I just thought that I would post this issue in case it reveals a bug in the optimizer or something.
Thanks, All.
Anthony
The error message:
nvcc main.cu
Signal: Segmentation fault in Code_Expansion phase.
(0): Error: Signal Segmentation fault in phase Code_Expansion – processing aborted
*** Internal stack backtrace:
/opt/cuda/cuda/open64/lib//be [0x6c09bf]
/opt/cuda/cuda/open64/lib//be [0x6c1609]
/opt/cuda/cuda/open64/lib//be [0x6c0d5d]
/opt/cuda/cuda/open64/lib//be [0x6c1fa6]
/lib64/libc.so.6 [0x3bfd2301b0]
/opt/cuda/cuda/open64/lib//be [0x544449]
/opt/cuda/cuda/open64/lib//be [0x56fcec]
/opt/cuda/cuda/open64/lib//be [0x56c7bc]
/opt/cuda/cuda/open64/lib//be [0x56dc31]
/opt/cuda/cuda/open64/lib//be [0x56c7a8]
/opt/cuda/cuda/open64/lib//be [0x57132b]
/opt/cuda/cuda/open64/lib//be [0x571e46]
/opt/cuda/cuda/open64/lib//be [0x5723fc]
/opt/cuda/cuda/open64/lib//be [0x54e980]
/opt/cuda/cuda/open64/lib//be [0x405443]
/opt/cuda/cuda/open64/lib//be [0x4061f1]
/opt/cuda/cuda/open64/lib//be [0x40751d]
/lib64/libc.so.6(__libc_start_main+0xf4) [0x3bfd21d8b4]

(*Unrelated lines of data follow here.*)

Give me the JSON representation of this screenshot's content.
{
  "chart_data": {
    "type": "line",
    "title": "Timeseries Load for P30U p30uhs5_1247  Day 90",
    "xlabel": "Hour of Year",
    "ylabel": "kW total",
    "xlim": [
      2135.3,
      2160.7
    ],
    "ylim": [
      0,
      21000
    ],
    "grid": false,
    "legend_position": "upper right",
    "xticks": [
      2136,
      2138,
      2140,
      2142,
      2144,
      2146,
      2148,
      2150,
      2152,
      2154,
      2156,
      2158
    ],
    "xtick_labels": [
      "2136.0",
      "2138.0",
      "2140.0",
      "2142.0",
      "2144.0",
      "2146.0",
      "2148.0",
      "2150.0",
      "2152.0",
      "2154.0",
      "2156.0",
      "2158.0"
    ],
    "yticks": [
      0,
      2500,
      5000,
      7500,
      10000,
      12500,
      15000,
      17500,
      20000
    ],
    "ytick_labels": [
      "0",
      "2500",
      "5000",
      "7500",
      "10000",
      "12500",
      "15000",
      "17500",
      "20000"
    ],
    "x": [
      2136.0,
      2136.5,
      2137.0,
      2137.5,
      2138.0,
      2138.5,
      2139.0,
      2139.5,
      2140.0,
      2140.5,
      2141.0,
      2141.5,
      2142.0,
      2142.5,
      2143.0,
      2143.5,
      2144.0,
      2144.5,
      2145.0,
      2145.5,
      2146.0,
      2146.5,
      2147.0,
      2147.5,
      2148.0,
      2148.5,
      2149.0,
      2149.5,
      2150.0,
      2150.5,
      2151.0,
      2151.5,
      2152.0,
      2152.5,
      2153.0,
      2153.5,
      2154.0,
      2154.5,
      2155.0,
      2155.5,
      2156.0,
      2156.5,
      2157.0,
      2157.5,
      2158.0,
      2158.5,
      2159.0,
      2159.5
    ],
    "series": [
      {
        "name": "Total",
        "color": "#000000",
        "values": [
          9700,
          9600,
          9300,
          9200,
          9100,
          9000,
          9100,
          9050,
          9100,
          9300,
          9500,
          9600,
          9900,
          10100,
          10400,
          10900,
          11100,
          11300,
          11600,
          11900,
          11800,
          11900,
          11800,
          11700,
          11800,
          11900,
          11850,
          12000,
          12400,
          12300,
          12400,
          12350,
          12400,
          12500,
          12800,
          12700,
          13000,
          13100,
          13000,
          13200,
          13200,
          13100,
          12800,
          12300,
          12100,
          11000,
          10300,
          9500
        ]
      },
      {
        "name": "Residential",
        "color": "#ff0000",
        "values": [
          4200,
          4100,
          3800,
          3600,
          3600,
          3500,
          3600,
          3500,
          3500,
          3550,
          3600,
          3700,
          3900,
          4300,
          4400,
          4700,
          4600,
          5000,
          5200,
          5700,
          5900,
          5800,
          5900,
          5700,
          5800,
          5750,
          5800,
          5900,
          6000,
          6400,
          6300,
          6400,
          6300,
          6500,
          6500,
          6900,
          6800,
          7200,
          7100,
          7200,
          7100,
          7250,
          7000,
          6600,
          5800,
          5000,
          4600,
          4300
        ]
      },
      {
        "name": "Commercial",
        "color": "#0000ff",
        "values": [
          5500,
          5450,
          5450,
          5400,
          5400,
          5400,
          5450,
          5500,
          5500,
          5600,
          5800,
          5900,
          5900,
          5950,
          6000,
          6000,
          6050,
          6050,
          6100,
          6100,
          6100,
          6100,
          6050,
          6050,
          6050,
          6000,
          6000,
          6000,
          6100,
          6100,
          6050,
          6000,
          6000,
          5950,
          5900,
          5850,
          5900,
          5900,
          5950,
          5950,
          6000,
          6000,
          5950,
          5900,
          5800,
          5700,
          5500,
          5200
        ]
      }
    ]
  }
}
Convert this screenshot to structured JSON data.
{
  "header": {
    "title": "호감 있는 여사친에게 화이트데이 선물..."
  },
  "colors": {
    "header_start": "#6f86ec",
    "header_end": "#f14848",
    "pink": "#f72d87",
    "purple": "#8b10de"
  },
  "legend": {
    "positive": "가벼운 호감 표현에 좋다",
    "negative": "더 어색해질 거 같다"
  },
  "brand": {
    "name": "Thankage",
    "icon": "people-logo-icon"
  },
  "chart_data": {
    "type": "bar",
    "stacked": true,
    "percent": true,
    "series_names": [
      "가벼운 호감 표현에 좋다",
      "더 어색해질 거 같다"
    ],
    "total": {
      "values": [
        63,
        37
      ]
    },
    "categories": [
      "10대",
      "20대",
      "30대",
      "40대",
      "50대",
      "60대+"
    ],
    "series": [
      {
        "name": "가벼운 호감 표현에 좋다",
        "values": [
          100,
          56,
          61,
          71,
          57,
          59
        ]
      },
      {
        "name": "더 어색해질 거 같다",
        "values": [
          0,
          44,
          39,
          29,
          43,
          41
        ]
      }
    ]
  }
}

/opt/cuda/cuda/open64/lib//be [0x4038da]
nvopencc INTERNAL ERROR: /opt/cuda/cuda/open64/lib//be died due to signal 4
My environment:
nvcc -V
nvcc: NVIDIA ® Cuda compiler driver
Copyright © 2005-2009 NVIDIA Corporation
Built on Thu_Jul_30_09:24:36_PDT_2009
Cuda compilation tools, release 2.3, V0.2.1221
dmesg | head -1
Linux version 2.6.18-92.1.6.el5 (brewbuilder@norob.fnal.gov) (gcc version 4.1.2 20071124 (Red Hat 4.1.2-42)) #1 SMP Wed Jun 25 12:38:37 EDT 2008
gcc -v
Using built-in specs.
Target: x86_64-redhat-linux
Configured with: …/configure --prefix=/usr --mandir=/usr/share/man --infodir=/usr/share/info --enable-shared --enable-threads=posix --enable-checking=release --with-system-zlib --enable-__cxa_atexit --disable-libunwind-exceptions --enable-libgcj-multifile --enable-languages=c,c++,objc,obj-c++,java,fortran,ada --enable-java-awt=gtk --disable-dssi --enable-plugin --with-java-home=/usr/lib/jvm/java-1.4.2-gcj-1.4.2.0/jre --with-cpu=generic --host=x86_64-redhat-linux
Thread model: posix
gcc version 4.1.2 20071124 (Red Hat 4.1.2-42)
Other stuff:
GeForce 9600 GT, Pentium D dual-core, blah, blah, blah. I don’t think the machine is affecting the compiler.